The judging criteria we have completed:
Bronze
Team registration .
Complete Judging form.
Team Wiki.
Present a poster and a talk at the iGEM Jamboree.At least one new standard BioBrick Part or Device:
- BBa_K1022100, BBa_K1022101, BBa_K1022102, BBa_K1022103, BBa_K1022102, BBa_K1022109, BBa_K1022114, BBa_K1022116, BBa_K1022117, BBa_K1022118
Silver
Experimentally validate that at least one new BioBrick Part or Device of your own design and construction works as expected.
- Pt7 His Sumo peptide constructs (BBa_K1022101, BBa_K1022102, BBa_K1022103), BBa_K1022116, Pbad Ulp PT7 His Sumo peptide constructs (BBa_K1022117, BBa_K1022118)
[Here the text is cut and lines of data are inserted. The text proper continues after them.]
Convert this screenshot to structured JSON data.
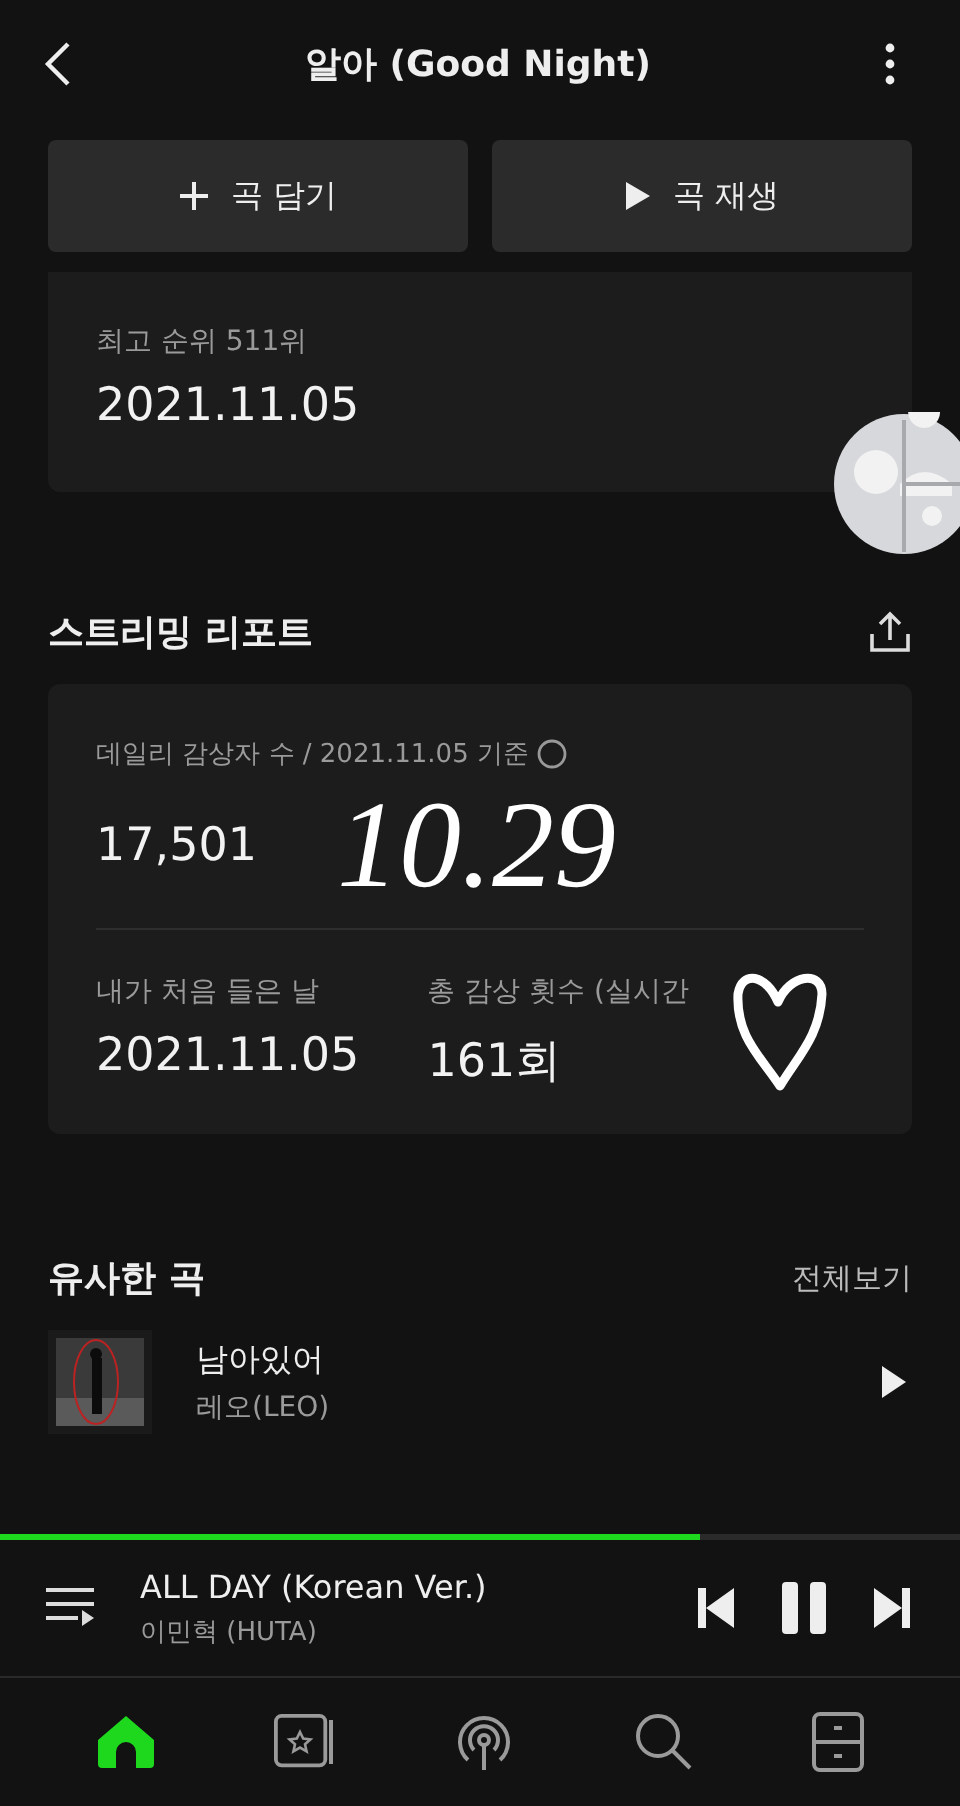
{
  "header": {
    "title": "알아 (Good Night)"
  },
  "actions": [
    {
      "label": "곡 담기",
      "kind": "add"
    },
    {
      "label": "곡 재생",
      "kind": "play"
    }
  ],
  "peak_card": {
    "label": "최고 순위 511위",
    "date": "2021.11.05"
  },
  "report": {
    "title": "스트리밍 리포트",
    "daily_label": "데일리 감상자 수 / 2021.11.05 기준",
    "daily_value": "17,501",
    "first_label": "내가 처음 들은 날",
    "first_value": "2021.11.05",
    "total_label": "총 감상 횟수 (실시간",
    "total_value": "161회"
  },
  "annotation": {
    "text": "10.29"
  },
  "similar": {
    "title": "유사한 곡",
    "more": "전체보기",
    "songs": [
      {
        "title": "남아있어",
        "artist": "레오(LEO)"
      }
    ]
  },
  "player": {
    "title": "ALL DAY (Korean Ver.)",
    "artist": "이민혁 (HUTA)",
    "level": 0.73,
    "playing": true
  },
  "nav": [
    {
      "kind": "home",
      "selected": true
    },
    {
      "kind": "library",
      "selected": false
    },
    {
      "kind": "podcast",
      "selected": false
    },
    {
      "kind": "search",
      "selected": false
    },
    {
      "kind": "storage",
      "selected": false
    }
  ]
}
Document the characterization of this part in the “Main Page” section of that Part’s/Device’s Registry entry.
- This is done for all the above mentioned parts.
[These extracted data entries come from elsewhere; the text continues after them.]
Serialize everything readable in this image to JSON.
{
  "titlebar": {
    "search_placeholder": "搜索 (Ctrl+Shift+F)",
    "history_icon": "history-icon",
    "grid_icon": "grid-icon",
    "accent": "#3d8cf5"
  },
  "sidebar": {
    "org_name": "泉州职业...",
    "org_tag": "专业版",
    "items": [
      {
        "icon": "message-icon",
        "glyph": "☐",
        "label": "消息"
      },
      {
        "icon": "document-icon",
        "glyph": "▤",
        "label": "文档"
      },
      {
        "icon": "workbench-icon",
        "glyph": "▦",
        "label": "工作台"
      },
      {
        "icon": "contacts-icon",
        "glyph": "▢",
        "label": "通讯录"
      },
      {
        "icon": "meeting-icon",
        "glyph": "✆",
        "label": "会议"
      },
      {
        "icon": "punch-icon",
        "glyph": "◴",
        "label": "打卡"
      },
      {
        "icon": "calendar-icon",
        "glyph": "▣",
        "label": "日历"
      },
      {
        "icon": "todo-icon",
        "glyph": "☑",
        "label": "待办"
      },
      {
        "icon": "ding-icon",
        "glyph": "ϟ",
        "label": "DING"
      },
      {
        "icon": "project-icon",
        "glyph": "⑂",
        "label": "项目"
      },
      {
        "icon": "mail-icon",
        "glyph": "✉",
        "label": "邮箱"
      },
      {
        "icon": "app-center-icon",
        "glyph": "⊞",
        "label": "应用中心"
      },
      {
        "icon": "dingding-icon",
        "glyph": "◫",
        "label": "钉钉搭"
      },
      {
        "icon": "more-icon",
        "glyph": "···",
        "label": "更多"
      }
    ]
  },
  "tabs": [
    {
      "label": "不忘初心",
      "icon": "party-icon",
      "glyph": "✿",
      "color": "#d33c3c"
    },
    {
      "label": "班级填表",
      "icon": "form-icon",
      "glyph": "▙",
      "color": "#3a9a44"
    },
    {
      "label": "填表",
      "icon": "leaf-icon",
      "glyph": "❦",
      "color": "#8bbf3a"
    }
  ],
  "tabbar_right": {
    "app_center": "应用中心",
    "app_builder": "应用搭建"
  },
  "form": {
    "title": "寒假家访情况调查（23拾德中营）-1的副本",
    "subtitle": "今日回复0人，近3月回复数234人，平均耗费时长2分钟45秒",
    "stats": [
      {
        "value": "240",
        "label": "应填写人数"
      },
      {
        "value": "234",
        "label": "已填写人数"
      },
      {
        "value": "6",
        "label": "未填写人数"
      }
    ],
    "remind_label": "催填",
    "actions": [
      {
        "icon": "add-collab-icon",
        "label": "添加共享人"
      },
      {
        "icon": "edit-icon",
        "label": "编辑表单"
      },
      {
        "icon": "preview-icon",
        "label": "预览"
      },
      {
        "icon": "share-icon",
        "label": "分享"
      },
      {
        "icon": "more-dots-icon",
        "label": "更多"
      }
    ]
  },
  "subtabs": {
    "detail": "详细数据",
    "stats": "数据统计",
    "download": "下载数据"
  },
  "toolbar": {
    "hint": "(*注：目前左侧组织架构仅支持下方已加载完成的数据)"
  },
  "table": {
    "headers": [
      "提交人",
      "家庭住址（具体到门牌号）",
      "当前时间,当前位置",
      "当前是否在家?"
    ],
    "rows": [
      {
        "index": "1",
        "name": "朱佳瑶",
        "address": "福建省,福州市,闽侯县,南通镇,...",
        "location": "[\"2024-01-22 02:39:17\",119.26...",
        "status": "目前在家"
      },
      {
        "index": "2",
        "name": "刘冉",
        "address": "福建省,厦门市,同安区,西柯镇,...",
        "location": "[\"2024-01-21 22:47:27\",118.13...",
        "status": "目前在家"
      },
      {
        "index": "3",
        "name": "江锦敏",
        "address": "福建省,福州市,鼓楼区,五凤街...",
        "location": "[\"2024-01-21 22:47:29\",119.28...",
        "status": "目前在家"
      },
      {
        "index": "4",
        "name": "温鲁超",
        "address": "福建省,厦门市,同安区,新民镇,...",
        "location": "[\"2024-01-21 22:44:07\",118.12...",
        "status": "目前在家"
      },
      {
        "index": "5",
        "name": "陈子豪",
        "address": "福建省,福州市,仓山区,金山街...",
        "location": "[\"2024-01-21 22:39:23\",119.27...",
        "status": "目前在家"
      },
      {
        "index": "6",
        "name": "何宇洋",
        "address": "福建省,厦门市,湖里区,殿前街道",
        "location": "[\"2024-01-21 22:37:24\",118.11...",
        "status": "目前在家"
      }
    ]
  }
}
Submit this new part to the iGEM Parts Registry.
Your project may have implications for the environment, security, safety and ethics and/or ownership and sharing. Describe one or more ways in which these or other broader implications have been taken into consideration in the design and execution of your project
- All these aspects have been taken into consideration, this is explained on this human practice page.
Gold
Improve the function of an existing BioBrick Part or Device, enter this information in the Registry, create a new registry page for the improved part, and submit this part to the iGEM Parts Registry.
- The AIP receiver characterization with the Pbad inducible promoter (BBa_K1022100), lysis cassette inducible with Pt7 (BBa_K1022114), improvement on the lysis cassette (BBa_K1022109)
We collaborated with:
- Norwich iGem Team: we sent them the soil samples that were taken from Botanical Garden of TUDelft
- Purdue iGem Team: we sent them the biobricks from TUDelft iGem Team of 2012
Your project may have implications for the environment, security, safety and ethics and/or ownership and sharing. Describe a novel approach that your team has used to help you and others consider these aspects of the design and outcomes of synthetic biology efforts.
- Two novel approaches have been taken on human practice, the design of the Zephyr and the design of new antimicrobial peptides. This is explained further on this human practice page.